Portsmouth International Airport at Pease hit a milestone in its terminal expansion project on Friday.
Passengers started using new screening and holding areas. Work is expected to be fully complete on the 12,000-square-foot expansion in June.
William and Gail Roulo, of Raymond, were traveling to Punta Gorda Airport in Florida on Flight 1656 with their two cats. As they got in line to be screened for the flight that departed at 11:56 a.m., they noticed the improvements.
Gail Roulo said they use Allegiant Air often. “There’s no better way to go to Punta Gorda,” she said.
Kevin Birch, of Bangor, Maine, was sitting next to some large windows where travelers can see the KC-46A Pegasus refueling tankers at the New Hampshire Air National Guard Base at Pease. He was traveling to Florida on Flight 1656 for business. “It’s a beautiful terminal,” he said.
On Friday’s turnaround flight, there were 78 passengers coming in from Punta Gorda and 125 people departing.

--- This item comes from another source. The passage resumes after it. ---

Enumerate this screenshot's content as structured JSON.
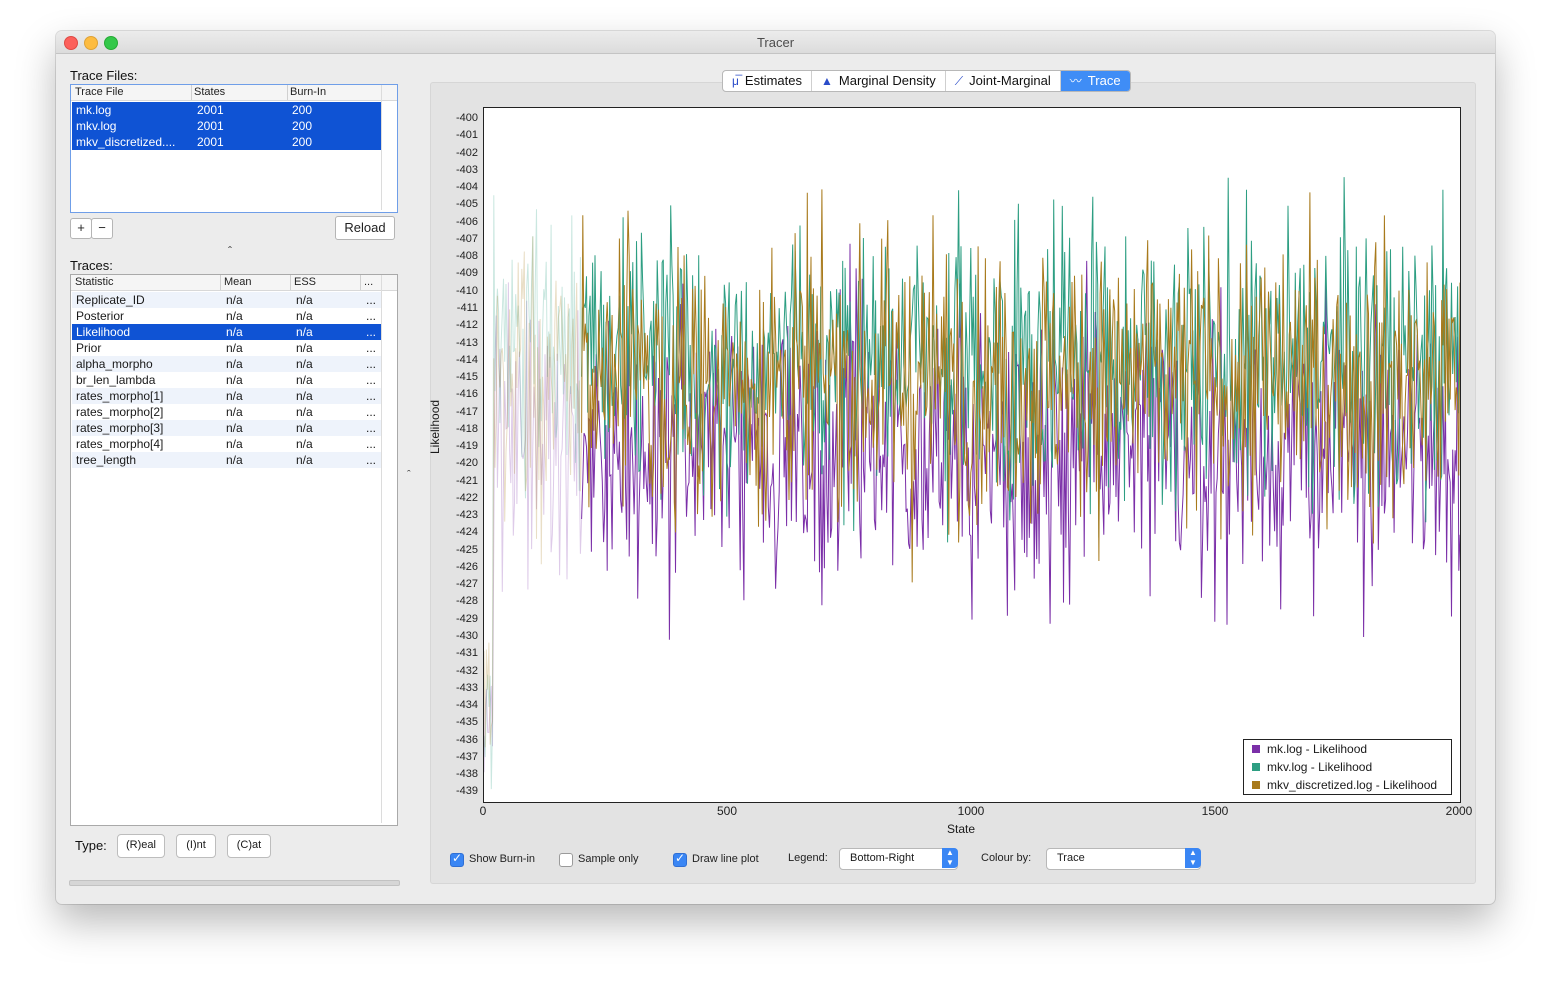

Chasen Congreves, manager of airport administration, said the airport’s primary demographic is passengers who focus on leisure travel or have connections to Florida, such as secondary homes or family members who live there.
“We also find that families or visitors that enjoy Walt Disney theme parks or similar attractions are frequent travelers to our destinations,” Congreves said.
Allegiant Air flies to Orlando Sanford International Airport and Punta Gorda Airport.
In 2019, Portsmouth International Airport had 230,000 passengers. Over the past five years, there was an average of 170,000 passengers annually, Congreves said.
Congreves said COVID-19 and a runway rehabilitation project set the airport back in 2020, when passenger numbers dipped to 80,000.
Congreves said most passengers who use the airport come from between Portland, Maine, and the North Shore of Boston. He does not consider Manchester-Boston Regional Airport or Boston Logan International Airport as competition.
“No, quite the opposite, we work in synergy with our neighboring airports. Portsmouth serves a niche market that caters to travelers looking for an inexpensive way to get to a leisure destination,” Congreves said.
With the number of federal contracts on the Seacoast, there could be justification for daily service for a small aircraft to the Washington, D.C., area, he said.
Paul Brean, executive director at Pease Development Authority, said airline activity has a large economic impact on the Seacoast.
“During the summer, we recognize our inbound traffic on some flights outperform our outbound flights. Travelers from southern destinations are flying into Portsmouth, renting cars, and enjoying vacation time in New Hampshire and Maine,” Brean said.
These travelers book hotel rooms or rental homes and dine in area restaurants, Brean said.
Renee Plummer, owner of Two International Group, said the airport has always been a key talking point when she meets with business leaders thinking about moving into Pease International Tradeport.
“I used that every time I was talking to people,” Plummer said. “There is no downside for having that airport there… It puts us on the map.”
The $19 million construction project at the airport includes an additional passenger jet bridge and gate so it can accommodate two commercial aircraft at the same time.
The new jet bridge will open in May and will allow the airport to more easily serve domestic and international flights simultaneously, Congreves said.